Tuesday, August 4, 2015

Arizona Is Gonna Have to Pay the ACLU $202K in Legal Fees Over 'Revenge Porn' Law Suit

Posted By on Tue, Aug 4, 2015 at 12:00 PM

The state has agreed to pay $202,000 in attorneys' fees and other legal costs to the American Civil Liberties Union for a lawsuit that ended up blocking Arizona's so-called "revenge porn" law. 

Last month, a federal judge ordered the state to permanently block enforcement of the law, passed by the state Legislature last year. The statute made it a felony for a person to "maliciously" post a nude image or video of an ex-lover on the Internet or other mediums.

Plaintiffs in the lawsuit, which included Tucson's Antigone Books and Bookmans Entertainment Exchange, argued the law wasn't limited to revenge porn, and targeted all type of nude images, which violated the First Amendment.

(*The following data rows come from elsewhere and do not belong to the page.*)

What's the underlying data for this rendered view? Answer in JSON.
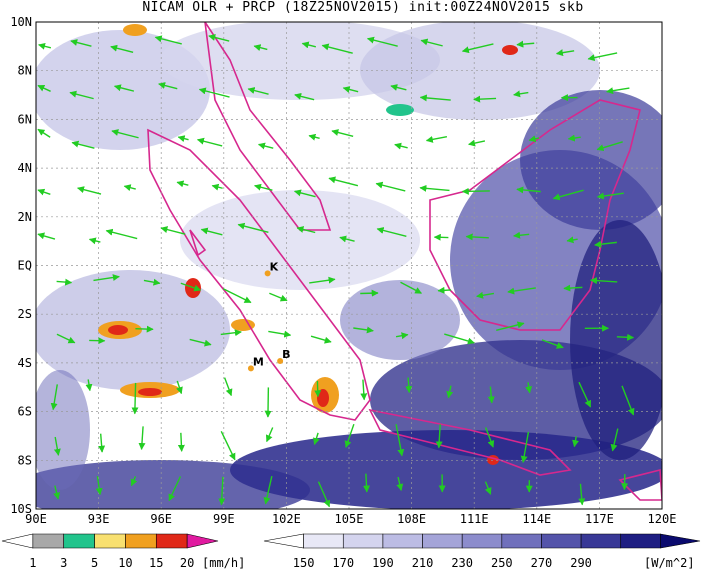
{
  "title": "NICAM OLR + PRCP (18Z25NOV2015) init:00Z24NOV2015 skb",
  "map": {
    "lon_labels": [
      "90E",
      "93E",
      "96E",
      "99E",
      "102E",
      "105E",
      "108E",
      "111E",
      "114E",
      "117E",
      "120E"
    ],
    "lat_labels": [
      "10N",
      "8N",
      "6N",
      "4N",
      "2N",
      "EQ",
      "2S",
      "4S",
      "6S",
      "8S",
      "10S"
    ],
    "lon_range": [
      90,
      120
    ],
    "lat_range": [
      -10,
      10
    ],
    "grid": true,
    "coast_color": "#d6288e",
    "wind_color": "#22cc22",
    "places": [
      {
        "label": "K",
        "lon": 101.1,
        "lat": -0.2
      },
      {
        "label": "M",
        "lon": 100.3,
        "lat": -4.1
      },
      {
        "label": "B",
        "lon": 101.7,
        "lat": -3.8
      }
    ]
  },
  "legend_precip": {
    "unit": "[mm/h]",
    "ticks": [
      "1",
      "3",
      "5",
      "10",
      "15",
      "20"
    ],
    "colors": [
      "#ffffff",
      "#a8a8a8",
      "#22c48c",
      "#f8e070",
      "#f0a020",
      "#e02818",
      "#e01aa0"
    ]
  },
  "legend_olr": {
    "unit": "[W/m^2]",
    "ticks": [
      "150",
      "170",
      "190",
      "210",
      "230",
      "250",
      "270",
      "290"
    ],
    "colors": [
      "#ffffff",
      "#e8e8f6",
      "#d4d4ee",
      "#bcbce4",
      "#a4a4d8",
      "#8c8ccc",
      "#7070bc",
      "#5454aa",
      "#383896",
      "#1e1e82",
      "#0a0a6e"
    ]
  }
}
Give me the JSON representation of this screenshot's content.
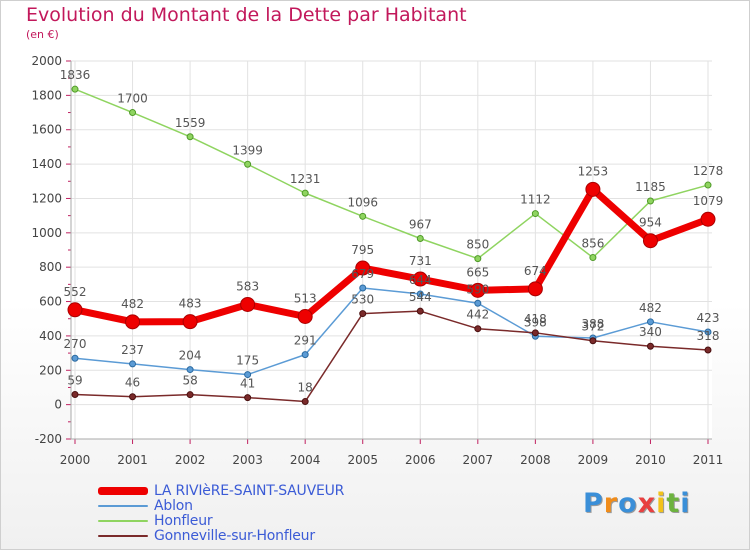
{
  "title": "Evolution du Montant de la Dette par Habitant",
  "subtitle": "(en €)",
  "logo": {
    "text": "Proxiti",
    "letters": [
      {
        "ch": "P",
        "color": "#3a8fd8"
      },
      {
        "ch": "r",
        "color": "#f08c1a"
      },
      {
        "ch": "o",
        "color": "#3a8fd8"
      },
      {
        "ch": "x",
        "color": "#e84040"
      },
      {
        "ch": "i",
        "color": "#f2c21a"
      },
      {
        "ch": "t",
        "color": "#6db33f"
      },
      {
        "ch": "i",
        "color": "#3a8fd8"
      }
    ]
  },
  "chart_data": {
    "type": "line",
    "title": "Evolution du Montant de la Dette par Habitant",
    "ylabel": "(en €)",
    "xlabel": "",
    "x": [
      "2000",
      "2001",
      "2002",
      "2003",
      "2004",
      "2005",
      "2006",
      "2007",
      "2008",
      "2009",
      "2010",
      "2011"
    ],
    "ylim": [
      -200,
      2000
    ],
    "yticks": [
      -200,
      0,
      200,
      400,
      600,
      800,
      1000,
      1200,
      1400,
      1600,
      1800,
      2000
    ],
    "grid": true,
    "legend_position": "bottom-left",
    "series": [
      {
        "name": "LA RIVIèRE-SAINT-SAUVEUR",
        "color": "#ee0000",
        "values": [
          552,
          482,
          483,
          583,
          513,
          795,
          731,
          665,
          674,
          1253,
          954,
          1079
        ]
      },
      {
        "name": "Ablon",
        "color": "#5b9bd5",
        "values": [
          270,
          237,
          204,
          175,
          291,
          679,
          644,
          590,
          398,
          388,
          482,
          423
        ]
      },
      {
        "name": "Honfleur",
        "color": "#8fd460",
        "values": [
          1836,
          1700,
          1559,
          1399,
          1231,
          1096,
          967,
          850,
          1112,
          856,
          1185,
          1278
        ]
      },
      {
        "name": "Gonneville-sur-Honfleur",
        "color": "#7a2a2a",
        "values": [
          59,
          46,
          58,
          41,
          18,
          530,
          544,
          442,
          418,
          372,
          340,
          318
        ]
      }
    ]
  }
}
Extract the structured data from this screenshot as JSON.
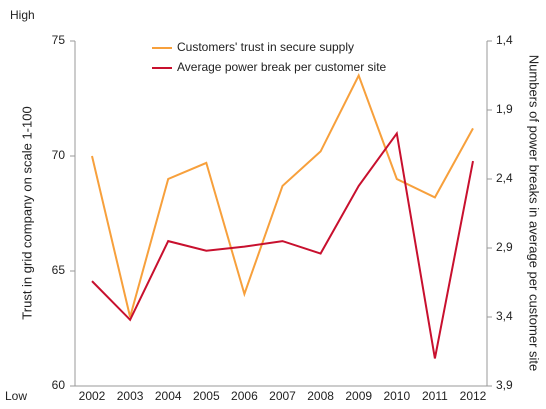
{
  "chart_data": {
    "type": "line",
    "high_label": "High",
    "low_label": "Low",
    "ylabel": "Trust in grid company on scale 1-100",
    "y2label": "Numbers of power breaks in average  per customer site",
    "categories": [
      "2002",
      "2003",
      "2004",
      "2005",
      "2006",
      "2007",
      "2008",
      "2009",
      "2010",
      "2011",
      "2012"
    ],
    "series": [
      {
        "name": "Customers' trust in secure supply",
        "color": "#f7a03c",
        "values": [
          70.0,
          63.0,
          69.0,
          69.7,
          64.0,
          68.7,
          70.2,
          73.5,
          69.0,
          68.2,
          71.2
        ]
      },
      {
        "name": "Average power break per customer site",
        "color": "#c8102e",
        "axis": "y2",
        "values": [
          3.14,
          3.42,
          2.85,
          2.92,
          2.89,
          2.85,
          2.94,
          2.45,
          2.07,
          3.7,
          2.27
        ]
      }
    ],
    "ylim": [
      60,
      75
    ],
    "yticks": [
      60,
      65,
      70,
      75
    ],
    "y2lim": [
      3.9,
      1.4
    ],
    "y2_inverted": true,
    "y2ticks": [
      {
        "value": 1.4,
        "label": "1,4"
      },
      {
        "value": 1.9,
        "label": "1,9"
      },
      {
        "value": 2.4,
        "label": "2,4"
      },
      {
        "value": 2.9,
        "label": "2,9"
      },
      {
        "value": 3.4,
        "label": "3,4"
      },
      {
        "value": 3.9,
        "label": "3,9"
      }
    ],
    "legend": "top",
    "grid": false
  }
}
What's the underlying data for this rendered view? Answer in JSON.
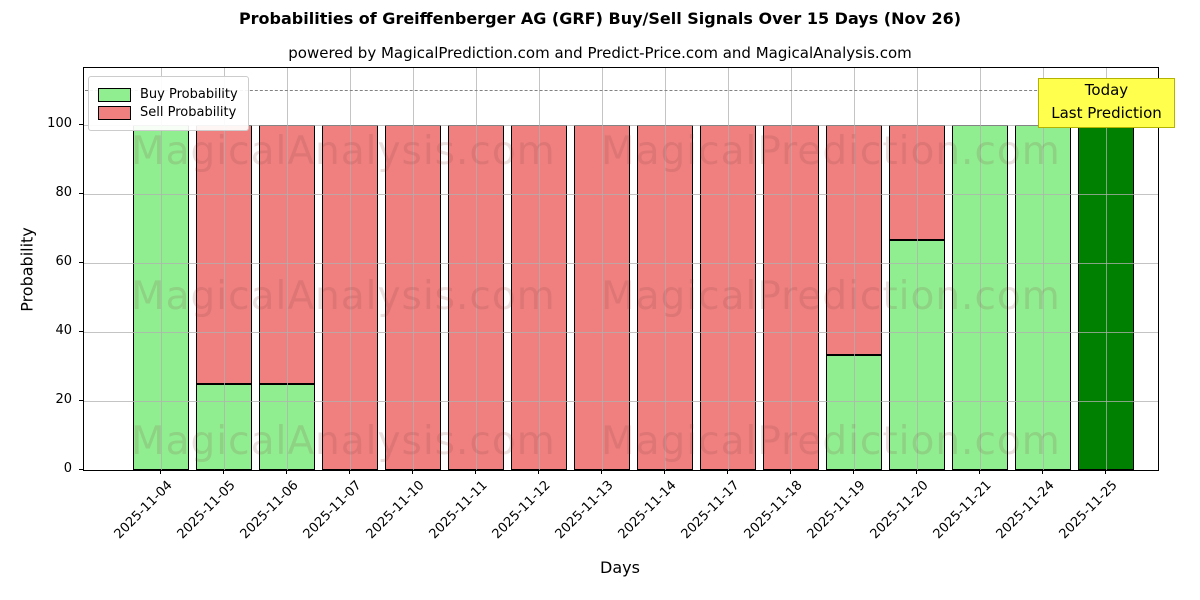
{
  "title": "Probabilities of Greiffenberger AG (GRF) Buy/Sell Signals Over 15 Days (Nov 26)",
  "subtitle": "powered by MagicalPrediction.com and Predict-Price.com and MagicalAnalysis.com",
  "legend": {
    "items": [
      {
        "label": "Buy Probability",
        "color": "#90ee90"
      },
      {
        "label": "Sell Probability",
        "color": "#f08080"
      }
    ]
  },
  "annotation": {
    "line1": "Today",
    "line2": "Last Prediction",
    "bg_color": "#ffff4d",
    "border_color": "#b3b300"
  },
  "watermarks": {
    "left_text": "MagicalAnalysis.com",
    "right_text": "MagicalPrediction.com"
  },
  "axes": {
    "ylabel": "Probability",
    "xlabel": "Days",
    "yticks": [
      0,
      20,
      40,
      60,
      80,
      100
    ],
    "ylim": [
      0,
      116.5
    ],
    "dashed_line_y": 110,
    "grid": true,
    "legend_position": "upper left"
  },
  "chart_data": {
    "type": "bar",
    "stacked": true,
    "title": "Probabilities of Greiffenberger AG (GRF) Buy/Sell Signals Over 15 Days (Nov 26)",
    "xlabel": "Days",
    "ylabel": "Probability",
    "ylim": [
      0,
      116.5
    ],
    "categories": [
      "2025-11-04",
      "2025-11-05",
      "2025-11-06",
      "2025-11-07",
      "2025-11-10",
      "2025-11-11",
      "2025-11-12",
      "2025-11-13",
      "2025-11-14",
      "2025-11-17",
      "2025-11-18",
      "2025-11-19",
      "2025-11-20",
      "2025-11-21",
      "2025-11-24",
      "2025-11-25"
    ],
    "series": [
      {
        "name": "Buy Probability",
        "color": "#90ee90",
        "values": [
          100,
          25,
          25,
          0,
          0,
          0,
          0,
          0,
          0,
          0,
          0,
          33.3,
          66.7,
          100,
          100,
          100
        ]
      },
      {
        "name": "Sell Probability",
        "color": "#f08080",
        "values": [
          0,
          75,
          75,
          100,
          100,
          100,
          100,
          100,
          100,
          100,
          100,
          66.7,
          33.3,
          0,
          0,
          0
        ]
      }
    ],
    "today_bar": {
      "category": "2025-11-25",
      "index": 15,
      "color": "#008000"
    },
    "dashed_reference_line": 110
  }
}
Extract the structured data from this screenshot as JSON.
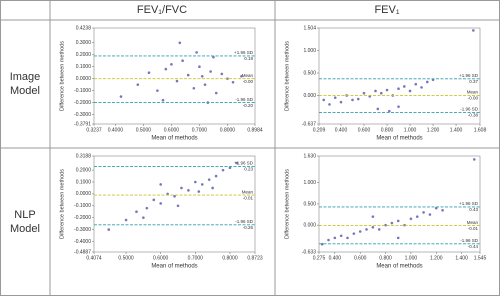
{
  "table": {
    "header": [
      "FEV₁/FVC",
      "FEV₁"
    ],
    "rows": [
      "Image Model",
      "NLP Model"
    ]
  },
  "chart_data": [
    {
      "type": "scatter",
      "x_label": "Mean of methods",
      "y_label": "Difference between methods",
      "color": "#4848a8",
      "xlim": [
        0.3237,
        0.8984
      ],
      "xticks": [
        0.3237,
        {
          "value": 0.4,
          "label": "0.4000"
        },
        {
          "value": 0.5,
          "label": "0.5000"
        },
        {
          "value": 0.6,
          "label": "0.6000"
        },
        {
          "value": 0.7,
          "label": "0.7000"
        },
        {
          "value": 0.8,
          "label": "0.8000"
        },
        0.8984
      ],
      "ylim": [
        -0.3791,
        0.4238
      ],
      "yticks": [
        0.4238,
        {
          "value": 0.3,
          "label": "0.3000"
        },
        {
          "value": 0.2,
          "label": "0.2000"
        },
        {
          "value": 0.1,
          "label": "0.1000"
        },
        {
          "value": 0,
          "label": "0.0000"
        },
        {
          "value": -0.1,
          "label": "-0.1000"
        },
        {
          "value": -0.2,
          "label": "-0.2000"
        },
        {
          "value": -0.3,
          "label": "-0.3000"
        },
        -0.3791
      ],
      "reference_lines": [
        {
          "label": "+1.96 SD",
          "value": 0.19
        },
        {
          "label": "Mean",
          "value": 0,
          "value_label": "-0.00"
        },
        {
          "label": "-1.96 SD",
          "value": -0.2,
          "value_label": "-0.20"
        }
      ],
      "x": [
        0.42,
        0.48,
        0.52,
        0.55,
        0.58,
        0.6,
        0.62,
        0.64,
        0.66,
        0.68,
        0.7,
        0.71,
        0.72,
        0.74,
        0.75,
        0.76,
        0.78,
        0.8,
        0.82,
        0.85,
        0.63,
        0.69,
        0.73,
        0.57
      ],
      "values": [
        -0.15,
        -0.05,
        0.05,
        -0.1,
        0.08,
        0.12,
        -0.02,
        0.15,
        0.03,
        -0.08,
        0.1,
        0.02,
        -0.05,
        0.06,
        0.18,
        -0.12,
        0.04,
        0.0,
        -0.03,
        0.02,
        0.3,
        0.22,
        -0.2,
        -0.18
      ]
    },
    {
      "type": "scatter",
      "x_label": "Mean of methods",
      "y_label": "Difference between methods",
      "color": "#4848a8",
      "xlim": [
        0.209,
        1.608
      ],
      "xticks": [
        0.209,
        {
          "value": 0.4,
          "label": "0.400"
        },
        {
          "value": 0.6,
          "label": "0.600"
        },
        {
          "value": 0.8,
          "label": "0.800"
        },
        {
          "value": 1,
          "label": "1.000"
        },
        {
          "value": 1.2,
          "label": "1.200"
        },
        {
          "value": 1.4,
          "label": "1.400"
        },
        1.608
      ],
      "ylim": [
        -0.637,
        1.504
      ],
      "yticks": [
        1.504,
        {
          "value": 1,
          "label": "1.000"
        },
        {
          "value": 0.5,
          "label": "0.500"
        },
        {
          "value": 0,
          "label": "0.000"
        },
        -0.637
      ],
      "reference_lines": [
        {
          "label": "+1.96 SD",
          "value": 0.37
        },
        {
          "label": "Mean",
          "value": 0,
          "value_label": "-0.00"
        },
        {
          "label": "-1.96 SD",
          "value": -0.38
        }
      ],
      "x": [
        0.25,
        0.3,
        0.35,
        0.4,
        0.45,
        0.5,
        0.55,
        0.6,
        0.65,
        0.7,
        0.75,
        0.8,
        0.85,
        0.9,
        0.95,
        1.0,
        1.05,
        1.1,
        1.15,
        1.2,
        0.72,
        0.82,
        0.9,
        1.55
      ],
      "values": [
        -0.1,
        -0.2,
        -0.05,
        -0.15,
        0.0,
        -0.1,
        -0.08,
        0.05,
        -0.02,
        0.1,
        0.05,
        0.12,
        0.0,
        0.15,
        0.2,
        0.1,
        0.25,
        0.18,
        0.3,
        0.35,
        -0.3,
        -0.35,
        -0.25,
        1.45
      ]
    },
    {
      "type": "scatter",
      "x_label": "Mean of methods",
      "y_label": "Difference between methods",
      "color": "#4848a8",
      "xlim": [
        0.4074,
        0.8723
      ],
      "xticks": [
        0.4074,
        {
          "value": 0.5,
          "label": "0.5000"
        },
        {
          "value": 0.6,
          "label": "0.6000"
        },
        {
          "value": 0.7,
          "label": "0.7000"
        },
        {
          "value": 0.8,
          "label": "0.8000"
        },
        0.8723
      ],
      "ylim": [
        -0.4887,
        0.3188
      ],
      "yticks": [
        0.3188,
        {
          "value": 0.2,
          "label": "0.2000"
        },
        {
          "value": 0.1,
          "label": "0.1000"
        },
        {
          "value": 0,
          "label": "0.0000"
        },
        {
          "value": -0.1,
          "label": "-0.1000"
        },
        {
          "value": -0.2,
          "label": "-0.2000"
        },
        {
          "value": -0.3,
          "label": "-0.3000"
        },
        {
          "value": -0.4,
          "label": "-0.4000"
        },
        -0.4887
      ],
      "reference_lines": [
        {
          "label": "+1.96 SD",
          "value": 0.23
        },
        {
          "label": "Mean",
          "value": -0.01
        },
        {
          "label": "-1.96 SD",
          "value": -0.26
        }
      ],
      "x": [
        0.45,
        0.5,
        0.53,
        0.56,
        0.58,
        0.6,
        0.62,
        0.64,
        0.66,
        0.68,
        0.7,
        0.72,
        0.74,
        0.76,
        0.78,
        0.8,
        0.82,
        0.55,
        0.65,
        0.71,
        0.75,
        0.6
      ],
      "values": [
        -0.3,
        -0.22,
        -0.15,
        -0.12,
        -0.05,
        -0.08,
        0.0,
        -0.02,
        0.05,
        0.03,
        0.1,
        0.08,
        0.12,
        0.15,
        0.2,
        0.22,
        0.26,
        -0.2,
        -0.1,
        0.02,
        0.05,
        0.08
      ]
    },
    {
      "type": "scatter",
      "x_label": "Mean of methods",
      "y_label": "Difference between methods",
      "color": "#4848a8",
      "xlim": [
        0.275,
        1.545
      ],
      "xticks": [
        0.275,
        {
          "value": 0.4,
          "label": "0.400"
        },
        {
          "value": 0.6,
          "label": "0.600"
        },
        {
          "value": 0.8,
          "label": "0.800"
        },
        {
          "value": 1,
          "label": "1.000"
        },
        {
          "value": 1.2,
          "label": "1.200"
        },
        {
          "value": 1.4,
          "label": "1.400"
        },
        1.545
      ],
      "ylim": [
        -0.633,
        1.63
      ],
      "yticks": [
        {
          "value": 1.63,
          "label": "1.630"
        },
        {
          "value": 1,
          "label": "1.000"
        },
        {
          "value": 0.5,
          "label": "0.500"
        },
        {
          "value": 0,
          "label": "0.000"
        },
        -0.633
      ],
      "reference_lines": [
        {
          "label": "+1.96 SD",
          "value": 0.43
        },
        {
          "label": "Mean",
          "value": -0.01
        },
        {
          "label": "-1.96 SD",
          "value": -0.44
        }
      ],
      "x": [
        0.3,
        0.35,
        0.4,
        0.45,
        0.5,
        0.55,
        0.6,
        0.65,
        0.7,
        0.75,
        0.8,
        0.85,
        0.9,
        0.95,
        1.0,
        1.05,
        1.1,
        1.15,
        1.2,
        1.25,
        0.7,
        0.9,
        1.5
      ],
      "values": [
        -0.45,
        -0.35,
        -0.3,
        -0.25,
        -0.3,
        -0.2,
        -0.15,
        -0.1,
        -0.05,
        -0.1,
        0.0,
        0.05,
        0.1,
        0.0,
        0.15,
        0.2,
        0.3,
        0.25,
        0.4,
        0.35,
        0.2,
        -0.3,
        1.55
      ]
    }
  ]
}
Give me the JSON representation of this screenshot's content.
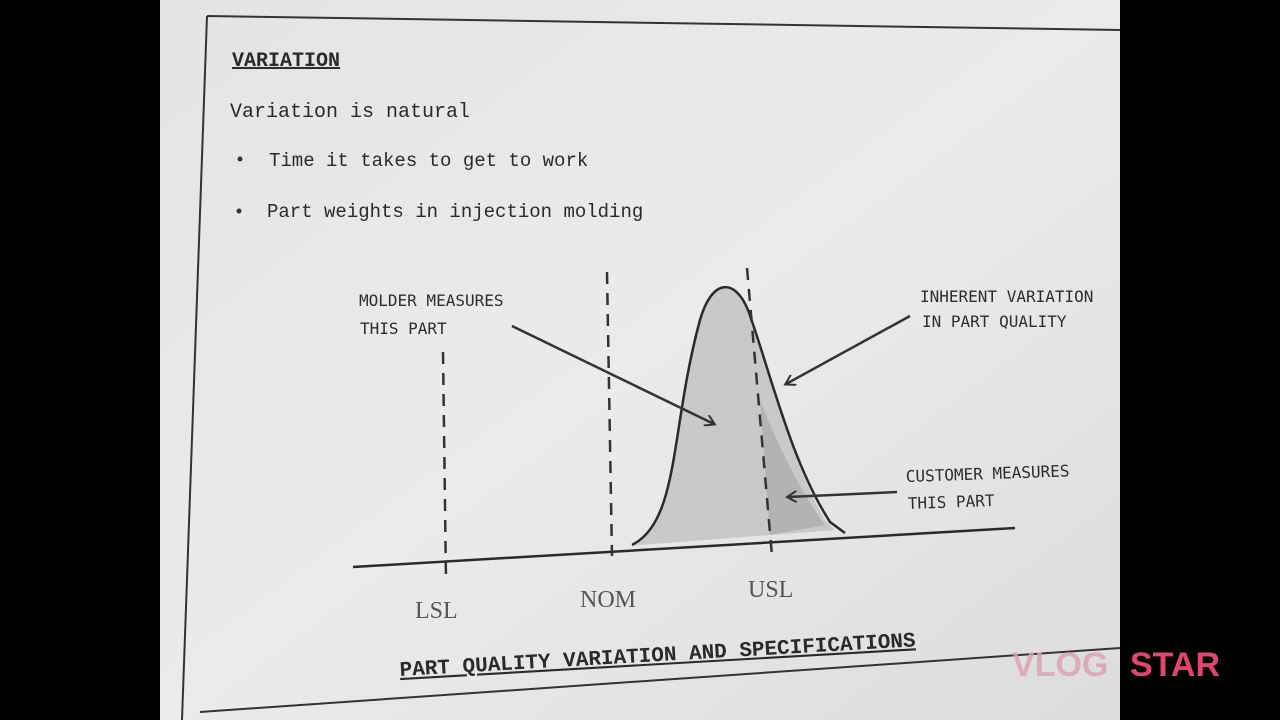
{
  "header": {
    "title": "VARIATION"
  },
  "body": {
    "intro": "Variation is natural",
    "bullets": [
      "Time it takes to get to work",
      "Part weights in injection molding"
    ]
  },
  "diagram": {
    "molder_label": [
      "MOLDER MEASURES",
      "THIS PART"
    ],
    "inherent_label": [
      "INHERENT VARIATION",
      "IN PART QUALITY"
    ],
    "customer_label": [
      "CUSTOMER MEASURES",
      "THIS PART"
    ],
    "axis_labels": [
      "LSL",
      "NOM",
      "USL"
    ],
    "caption": "PART QUALITY VARIATION AND SPECIFICATIONS"
  },
  "watermark": [
    "VLOG",
    "STAR"
  ]
}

"The law ended up being more about nudity than any kind of revenge porn, and the nudity issue basically put us at...any book that had a nude photo, we would need to know if that person had given consent to that nude photo," Trudy Mills, co-owner of Antigone, told the Tucson Weekly. "When you are selling art books or history books, we as book sellers can't know one way or the other whether that person gave permission. The law was simply too broad."

The judge's order in July approved a final settlement between Attorney General Mark Brnovich, Antigone, Bookmans, several photographers and other book and newspaper publishers.

The suit was filed in federal court back in September.